No documento, o BC disse que decisões dessa natureza estão sob a jurisdição das câmaras do tribunal, em deliberações colegiadas.
O recurso seguiu uma decisão monocrática de segunda-feira do juiz do TCU Jhonatan de Jesus, que ordenou uma inspeção dos documentos do BC relacionados à liquidação do Master.
Jesus disse ainda em sua decisão que poderia considerar medidas para impedir a venda de ativos durante a liquidação do Master.

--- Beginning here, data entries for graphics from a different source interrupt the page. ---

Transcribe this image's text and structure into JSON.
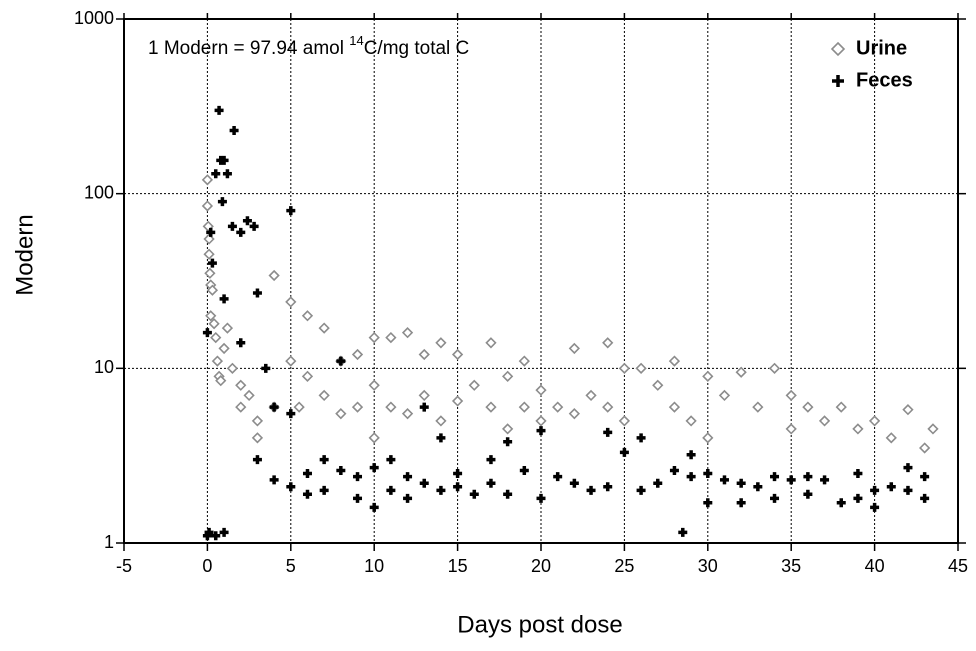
{
  "chart_data": {
    "type": "scatter",
    "annotation": {
      "prefix": "1 Modern = 97.94 amol ",
      "superscript": "14",
      "suffix": "C/mg total C"
    },
    "xlabel": "Days post dose",
    "ylabel": "Modern",
    "xlim": [
      -5,
      45
    ],
    "xticks": [
      -5,
      0,
      5,
      10,
      15,
      20,
      25,
      30,
      35,
      40,
      45
    ],
    "ylim": [
      1,
      1000
    ],
    "yticks": [
      1,
      10,
      100,
      1000
    ],
    "log_y": true,
    "grid": true,
    "legend": "upper right",
    "series": [
      {
        "name": "Urine",
        "color": "#8c8c8c",
        "marker": "diamond",
        "x": [
          0,
          0,
          0.05,
          0.1,
          0.1,
          0.15,
          0.2,
          0.3,
          0.2,
          0.4,
          0.5,
          0.6,
          0.7,
          0.8,
          1,
          1.2,
          1.5,
          2,
          2,
          2.5,
          3,
          3,
          4,
          4,
          5,
          5,
          5.5,
          6,
          6,
          7,
          7,
          8,
          8,
          9,
          9,
          10,
          10,
          10,
          11,
          11,
          12,
          12,
          13,
          13,
          14,
          14,
          15,
          15,
          16,
          17,
          17,
          18,
          18,
          19,
          19,
          20,
          20,
          21,
          22,
          22,
          23,
          24,
          24,
          25,
          25,
          26,
          27,
          28,
          28,
          29,
          30,
          30,
          31,
          32,
          33,
          34,
          35,
          35,
          36,
          37,
          38,
          39,
          40,
          41,
          42,
          43,
          43.5
        ],
        "values": [
          120,
          85,
          65,
          55,
          45,
          35,
          30,
          28,
          20,
          18,
          15,
          11,
          9,
          8.5,
          13,
          17,
          10,
          8,
          6,
          7,
          5,
          4,
          34,
          6,
          24,
          11,
          6,
          20,
          9,
          17,
          7,
          11,
          5.5,
          12,
          6,
          15,
          8,
          4,
          15,
          6,
          16,
          5.5,
          12,
          7,
          14,
          5,
          12,
          6.5,
          8,
          14,
          6,
          9,
          4.5,
          11,
          6,
          7.5,
          5,
          6,
          13,
          5.5,
          7,
          14,
          6,
          10,
          5,
          10,
          8,
          11,
          6,
          5,
          9,
          4,
          7,
          9.5,
          6,
          10,
          7,
          4.5,
          6,
          5,
          6,
          4.5,
          5,
          4,
          5.8,
          3.5,
          4.5
        ]
      },
      {
        "name": "Feces",
        "color": "#000000",
        "marker": "plus",
        "x": [
          0,
          0.1,
          0.5,
          1,
          0,
          0.2,
          0.3,
          0.5,
          0.7,
          0.8,
          0.9,
          1,
          1.2,
          1.6,
          1.5,
          2,
          2.4,
          2.8,
          1,
          2,
          3,
          3,
          3.5,
          4,
          4,
          5,
          5,
          5,
          6,
          6,
          7,
          7,
          8,
          8,
          9,
          9,
          10,
          10,
          11,
          11,
          12,
          12,
          13,
          13,
          14,
          14,
          15,
          15,
          16,
          17,
          17,
          18,
          18,
          19,
          20,
          20,
          21,
          22,
          23,
          24,
          24,
          25,
          26,
          26,
          27,
          28,
          28.5,
          29,
          29,
          30,
          30,
          31,
          32,
          32,
          33,
          34,
          34,
          35,
          36,
          36,
          37,
          38,
          39,
          39,
          40,
          40,
          41,
          42,
          42,
          43,
          43
        ],
        "values": [
          1.1,
          1.15,
          1.1,
          1.15,
          16,
          60,
          40,
          130,
          300,
          155,
          90,
          155,
          130,
          230,
          65,
          60,
          70,
          65,
          25,
          14,
          27,
          3,
          10,
          6,
          2.3,
          80,
          5.5,
          2.1,
          2.5,
          1.9,
          3,
          2,
          11,
          2.6,
          2.4,
          1.8,
          2.7,
          1.6,
          3,
          2,
          2.4,
          1.8,
          6,
          2.2,
          4,
          2,
          2.5,
          2.1,
          1.9,
          3,
          2.2,
          3.8,
          1.9,
          2.6,
          4.4,
          1.8,
          2.4,
          2.2,
          2,
          4.3,
          2.1,
          3.3,
          4,
          2,
          2.2,
          2.6,
          1.15,
          3.2,
          2.4,
          2.5,
          1.7,
          2.3,
          2.2,
          1.7,
          2.1,
          2.4,
          1.8,
          2.3,
          1.9,
          2.4,
          2.3,
          1.7,
          2.5,
          1.8,
          2,
          1.6,
          2.1,
          2.7,
          2,
          2.4,
          1.8
        ]
      }
    ]
  }
}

O Master responde por menos de 1% dos ativos do sistema financeiro brasileiro, mas sua liquidação deverá desencadear um pagamento elevado pelo Fundo Garantidor de Crédito (FGC).
O FGC assegurou os títulos de dívida de alto rendimento do banco mantidos por investidores que financiaram sua rápida expansão nos últimos anos.
O BC não comentou imediatamente o assunto, e o TCU disse que o caso está sob sigilo.
O BC citou “graves violações” das regras do sistema financeiro quando ordenou a liquidação do Master no mesmo dia em que a polícia federal lançou uma operação sobre a suposta emissão de títulos de crédito fraudulentos pelo banco.